The Latency Advantage
Beyond cost, local RAG components transform user experience:
| Operation | Cloud | Ollama | vLLM |
|---|---|---|---|
| Embed query | 48ms | 9ms | 0.1ms |
| Rerank 100 docs | ~500ms | N/A | 300ms |
| Total RAG overhead | ~548ms | ~309ms | ~300ms |
With vLLM, embedding latency is effectively zero.

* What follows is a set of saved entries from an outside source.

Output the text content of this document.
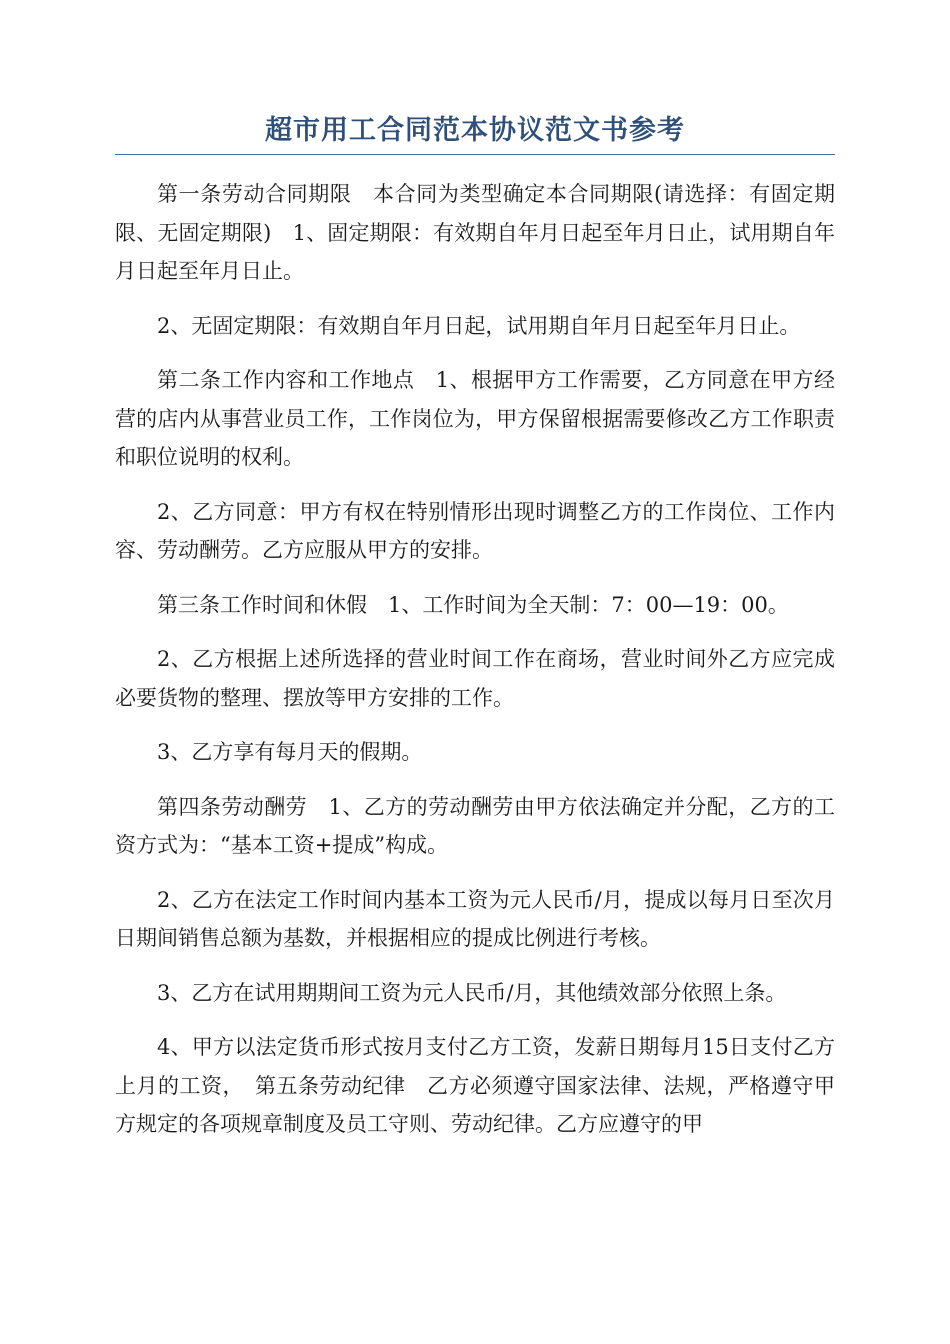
超市用工合同范本协议范文书参考

第一条劳动合同期限　本合同为类型确定本合同期限(请选择：有固定期限、无固定期限)　1、固定期限：有效期自年月日起至年月日止，试用期自年月日起至年月日止。

2、无固定期限：有效期自年月日起，试用期自年月日起至年月日止。

第二条工作内容和工作地点　1、根据甲方工作需要，乙方同意在甲方经营的店内从事营业员工作，工作岗位为，甲方保留根据需要修改乙方工作职责和职位说明的权利。

2、乙方同意：甲方有权在特别情形出现时调整乙方的工作岗位、工作内容、劳动酬劳。乙方应服从甲方的安排。

第三条工作时间和休假　1、工作时间为全天制：7：00—19：00。

2、乙方根据上述所选择的营业时间工作在商场，营业时间外乙方应完成必要货物的整理、摆放等甲方安排的工作。

3、乙方享有每月天的假期。

第四条劳动酬劳　1、乙方的劳动酬劳由甲方依法确定并分配，乙方的工资方式为：“基本工资+提成”构成。

2、乙方在法定工作时间内基本工资为元人民币/月，提成以每月日至次月日期间销售总额为基数，并根据相应的提成比例进行考核。

3、乙方在试用期期间工资为元人民币/月，其他绩效部分依照上条。

4、甲方以法定货币形式按月支付乙方工资，发薪日期每月15日支付乙方上月的工资，　第五条劳动纪律　乙方必须遵守国家法律、法规，严格遵守甲方规定的各项规章制度及员工守则、劳动纪律。乙方应遵守的甲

Combined with the LLM latency advantages from Part 1 (88ms vs 760ms TTFT for Gemma), local RAG delivers noticeably snappier responses.
When Local RAG Wins
Always wins:
- High-volume embedding (10M+ chunks/month)
- Reranking-heavy workloads (1K+ queries/day)
- Latency-sensitive applications
- Privacy-critical document search
Cloud might win:
- Low-volume, occasional indexing
- Burst capacity for one-time migrations
- When you need OpenAI’s larger embedding models
The Hybrid Architecture
My recommendation for most RAG deployments:
- vLLM for embeddings—the 1,000x cost advantage over cloud is too large to ignore
- Local reranking on even modest hardware—a $1,000 RTX 5070 Ti handles enterprise load
- Local or cloud LLM depending on volume and privacy needs (see Parts 1-2)
- Ollama for convenience, vLLM for performance—same model, 70x throughput difference
The GPU rack in my basement now runs triple duty: LLM inference, embedding, and reranking. The space heater metaphor from Part 1 keeps getting more literal—but the economics finally work out.
Benchmarks run January 5, 2026. Embedding: Qwen3-Embedding-0.6B (BF16) via Ollama and vLLM on RTX 6000 Blackwell Pro Q-Max. Reranking: Qwen3-Reranker-4B via vLLM on RTX 5070 Ti. Cloud: OpenRouter → OpenAI text-embedding-3-small. Network: 2.5 Gbps WAN, 5ms latency, 25 Gbps LAN. Test corpus: 80 chunks (~500 tokens each). Concurrency tested: 1, 4, 16, 64 workers.